Nous avons donc fait des choix structurels et de proximité, avec le renforcement de la médecine et de la chirurgie ambulatoires ainsi que de la coordination entre les différents professionnels.
Le deuxième axe de ce PLFSS en matière de santé, c'est la garantie d'accès à des soins de qualité, en permettant à l'ensemble de nos concitoyens, conformément à l'engagement du Président de la République, de s'appuyer sur des complémentaires de bonne qualité.
C'est ainsi que ce PLFSS comporte des mesures en direction des étudiants, en particulier des étudiants isolés à qui l'on oppose les ressources de leur famille alors même qu'ils sont parfois en rupture avec elle. Nous allons leur permettre d'accéder dans des conditions plus simples et mieux garanties à la CMU. Nous lançons également le processus qui doit permettre d'identifier les bons contrats pour les bénéficiaires de l'aide à la complémentaire santé.
Enfin, et cela représente une avancée tout à fait importante, nous allons inscrire dans la loi des critères plus rigoureux pour déterminer ce que doit être un contrat responsable et solidaire pour reprendre la formulation consacrée car il n'est pas normal que nos concitoyens se trouvent confrontés à des contrats qui ne leur apportent pas de garanties suffisantes ou qui viennent solvabiliser des pratiques que nous ne pouvons pas cautionner, qu'il s'agisse de dépassements d'honoraires excessifs ou de tarifs qui, dans l'optique par exemple, sont également très élevés.
La troisième priorité de ce projet de loi, c'est la réaffirmation d'objectifs en matière de santé publique. Je ne serai pas longue car nous allons en débattre. Deux priorités, toutefois, sont plus particulièrement réaffirmées : la lutte contre le tabagisme, avec la mise en place d'une aide renforcée au sevrage des jeunes de 20 à 25 ans puisque c'est l'âge où ils expriment le souhait et la volonté de pouvoir arrêter de fumer ; la garantie de l'accès de l'ensemble des femmes et des plus jeunes d'entre elles à la contraception. L'année dernière, ici même, vous avez voté la gratuité et la confidentialité de la contraception pour les mineures de 15 à 18 ans. Nous proposons de mettre en place cette année le tiers payant pour les consultations et les actes associés, par exemple les actes de biologie, pour les mineures qui veulent accéder à une contraception de qualité.
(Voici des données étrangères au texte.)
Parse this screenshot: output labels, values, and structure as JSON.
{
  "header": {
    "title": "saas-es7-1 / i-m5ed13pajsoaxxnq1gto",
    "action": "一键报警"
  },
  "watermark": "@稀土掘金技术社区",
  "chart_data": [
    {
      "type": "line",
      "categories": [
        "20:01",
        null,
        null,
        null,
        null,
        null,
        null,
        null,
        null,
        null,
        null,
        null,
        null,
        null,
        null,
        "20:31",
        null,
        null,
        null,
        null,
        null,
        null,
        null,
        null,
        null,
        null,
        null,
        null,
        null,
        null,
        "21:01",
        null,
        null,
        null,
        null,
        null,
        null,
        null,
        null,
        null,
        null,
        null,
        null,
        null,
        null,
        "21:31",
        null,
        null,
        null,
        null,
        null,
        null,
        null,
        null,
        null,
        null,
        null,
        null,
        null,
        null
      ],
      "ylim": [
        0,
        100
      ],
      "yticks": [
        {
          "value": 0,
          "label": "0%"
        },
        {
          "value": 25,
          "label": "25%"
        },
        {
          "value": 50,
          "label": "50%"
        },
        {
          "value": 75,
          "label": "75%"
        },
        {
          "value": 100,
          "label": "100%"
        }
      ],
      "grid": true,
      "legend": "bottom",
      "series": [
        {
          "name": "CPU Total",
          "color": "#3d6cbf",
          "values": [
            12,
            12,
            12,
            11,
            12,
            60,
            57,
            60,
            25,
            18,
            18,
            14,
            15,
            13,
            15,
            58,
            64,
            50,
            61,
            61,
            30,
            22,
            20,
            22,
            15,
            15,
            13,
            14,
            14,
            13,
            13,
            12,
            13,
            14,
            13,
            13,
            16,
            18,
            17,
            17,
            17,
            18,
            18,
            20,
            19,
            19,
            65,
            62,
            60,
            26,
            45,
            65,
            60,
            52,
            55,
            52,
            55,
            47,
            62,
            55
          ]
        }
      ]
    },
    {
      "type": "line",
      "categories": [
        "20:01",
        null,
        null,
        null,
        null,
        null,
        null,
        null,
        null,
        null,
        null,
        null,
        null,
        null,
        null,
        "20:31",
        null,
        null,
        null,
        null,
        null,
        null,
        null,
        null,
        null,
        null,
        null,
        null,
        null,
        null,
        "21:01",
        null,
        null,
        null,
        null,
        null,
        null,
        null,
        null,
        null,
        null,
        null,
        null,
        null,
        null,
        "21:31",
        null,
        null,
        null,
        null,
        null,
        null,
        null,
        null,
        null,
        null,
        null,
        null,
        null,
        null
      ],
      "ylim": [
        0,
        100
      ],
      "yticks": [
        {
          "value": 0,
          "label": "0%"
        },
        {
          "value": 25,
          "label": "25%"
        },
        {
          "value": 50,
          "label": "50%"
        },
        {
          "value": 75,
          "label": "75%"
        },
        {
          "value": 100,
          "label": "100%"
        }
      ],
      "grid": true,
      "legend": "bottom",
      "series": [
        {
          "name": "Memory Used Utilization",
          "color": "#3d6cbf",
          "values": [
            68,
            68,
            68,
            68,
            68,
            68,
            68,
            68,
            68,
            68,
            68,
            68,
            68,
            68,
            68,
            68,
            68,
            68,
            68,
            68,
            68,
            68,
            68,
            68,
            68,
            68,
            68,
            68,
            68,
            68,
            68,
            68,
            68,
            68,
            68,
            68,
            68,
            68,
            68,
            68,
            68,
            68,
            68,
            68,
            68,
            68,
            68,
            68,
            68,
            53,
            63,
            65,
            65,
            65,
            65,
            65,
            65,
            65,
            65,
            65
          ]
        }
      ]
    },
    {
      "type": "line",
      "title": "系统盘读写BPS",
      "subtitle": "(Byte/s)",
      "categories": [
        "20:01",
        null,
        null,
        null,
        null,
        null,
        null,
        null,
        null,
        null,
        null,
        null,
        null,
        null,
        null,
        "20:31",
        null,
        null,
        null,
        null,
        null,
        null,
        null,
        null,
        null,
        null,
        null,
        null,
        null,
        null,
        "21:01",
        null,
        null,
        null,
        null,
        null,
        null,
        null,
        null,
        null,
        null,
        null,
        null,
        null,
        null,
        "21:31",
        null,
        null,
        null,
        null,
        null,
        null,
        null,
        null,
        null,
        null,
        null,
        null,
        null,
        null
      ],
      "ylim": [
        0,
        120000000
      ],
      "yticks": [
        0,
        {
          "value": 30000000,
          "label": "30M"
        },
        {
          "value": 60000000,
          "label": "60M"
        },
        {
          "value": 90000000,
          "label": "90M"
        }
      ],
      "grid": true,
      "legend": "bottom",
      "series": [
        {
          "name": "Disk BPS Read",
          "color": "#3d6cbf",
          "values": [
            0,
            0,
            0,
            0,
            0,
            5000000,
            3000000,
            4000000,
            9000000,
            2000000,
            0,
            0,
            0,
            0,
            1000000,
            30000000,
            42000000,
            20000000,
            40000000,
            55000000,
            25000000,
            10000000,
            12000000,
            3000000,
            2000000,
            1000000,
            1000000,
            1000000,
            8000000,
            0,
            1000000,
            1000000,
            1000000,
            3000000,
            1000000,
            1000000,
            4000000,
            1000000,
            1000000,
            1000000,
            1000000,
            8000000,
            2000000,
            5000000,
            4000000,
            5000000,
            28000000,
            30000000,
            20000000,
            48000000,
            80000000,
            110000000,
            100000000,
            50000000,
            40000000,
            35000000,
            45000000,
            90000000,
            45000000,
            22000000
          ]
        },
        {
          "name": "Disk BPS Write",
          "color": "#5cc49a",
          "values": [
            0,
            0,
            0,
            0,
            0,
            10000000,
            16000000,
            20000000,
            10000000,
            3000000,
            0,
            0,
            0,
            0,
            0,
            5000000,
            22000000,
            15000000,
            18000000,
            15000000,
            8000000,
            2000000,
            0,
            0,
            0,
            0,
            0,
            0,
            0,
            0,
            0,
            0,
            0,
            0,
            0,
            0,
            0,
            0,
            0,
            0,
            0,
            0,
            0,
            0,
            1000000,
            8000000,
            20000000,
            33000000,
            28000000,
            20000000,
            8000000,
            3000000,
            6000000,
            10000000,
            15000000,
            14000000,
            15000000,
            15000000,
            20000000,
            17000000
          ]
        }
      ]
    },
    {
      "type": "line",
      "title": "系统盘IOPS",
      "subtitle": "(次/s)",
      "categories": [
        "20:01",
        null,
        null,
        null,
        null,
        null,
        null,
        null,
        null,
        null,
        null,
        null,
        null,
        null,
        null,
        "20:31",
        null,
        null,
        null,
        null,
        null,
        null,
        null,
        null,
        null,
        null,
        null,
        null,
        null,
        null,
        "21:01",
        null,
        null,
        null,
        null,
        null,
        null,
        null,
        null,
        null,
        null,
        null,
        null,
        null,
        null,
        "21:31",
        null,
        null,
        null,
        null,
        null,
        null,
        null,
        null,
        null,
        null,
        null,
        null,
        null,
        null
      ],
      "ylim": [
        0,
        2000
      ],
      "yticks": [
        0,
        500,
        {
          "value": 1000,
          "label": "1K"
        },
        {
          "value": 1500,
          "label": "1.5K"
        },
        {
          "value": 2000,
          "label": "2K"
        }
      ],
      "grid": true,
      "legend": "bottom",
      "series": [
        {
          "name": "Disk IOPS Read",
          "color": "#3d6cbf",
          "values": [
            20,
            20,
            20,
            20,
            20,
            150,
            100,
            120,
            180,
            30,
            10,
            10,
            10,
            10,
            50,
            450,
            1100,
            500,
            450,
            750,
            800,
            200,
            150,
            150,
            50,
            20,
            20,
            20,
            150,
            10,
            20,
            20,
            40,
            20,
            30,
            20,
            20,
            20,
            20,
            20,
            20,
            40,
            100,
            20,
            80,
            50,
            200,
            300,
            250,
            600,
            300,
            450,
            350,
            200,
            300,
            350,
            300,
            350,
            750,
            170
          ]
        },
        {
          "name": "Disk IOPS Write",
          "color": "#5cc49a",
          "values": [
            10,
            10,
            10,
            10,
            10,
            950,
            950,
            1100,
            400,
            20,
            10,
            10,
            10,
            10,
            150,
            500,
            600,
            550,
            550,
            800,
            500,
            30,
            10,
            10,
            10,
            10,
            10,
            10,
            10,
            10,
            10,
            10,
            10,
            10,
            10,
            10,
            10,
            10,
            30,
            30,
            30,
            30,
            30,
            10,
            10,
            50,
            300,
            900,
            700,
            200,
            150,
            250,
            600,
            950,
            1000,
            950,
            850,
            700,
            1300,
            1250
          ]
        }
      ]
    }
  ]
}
Enfin, le quatrième axe de ce projet en matière de santé est la régulation de la consommation de médicaments, à travers plusieurs mesures. Nous aurons en particulier l'occasion d'évoquer la nécessité d'aller plus loin dans la voie des médicaments génériques et la mise en place, pour les médicaments issus des biotechnologies, d'un répertoire des médicaments biosimilaires. Nous proposons l'expérimentation de la dispensation à l'unité car la France est l'un des pays dans lesquels on consomme le plus de médicaments, situation qui ne peut pas perdurer.
Nous vous proposons un projet de loi ambitieux (Exclamations sur les bancs du groupe UMP), volontariste et responsable, tant sur le plan des comptes sociaux que sur celui des protections que nous voulons apporter à l'ensemble de nos concitoyens.
Ce projet de loi consacre les réformes de structure déjà engagées en matière de retraites et de politique familiale et il marque le chemin que nous voulons emprunter pour une réorganisation de fond de notre système de santé autour des principes de la stratégie nationale de santé.
Mesdames et messieurs les députés, parce qu'il en va de l'avenir d'un système social solidaire, je ne doute pas que les débats seront à la fois responsables, engagés et protecteurs pour l'ensemble de nos concitoyens dans les jours à venir. (Applaudissements sur les bancs du groupe SRC.)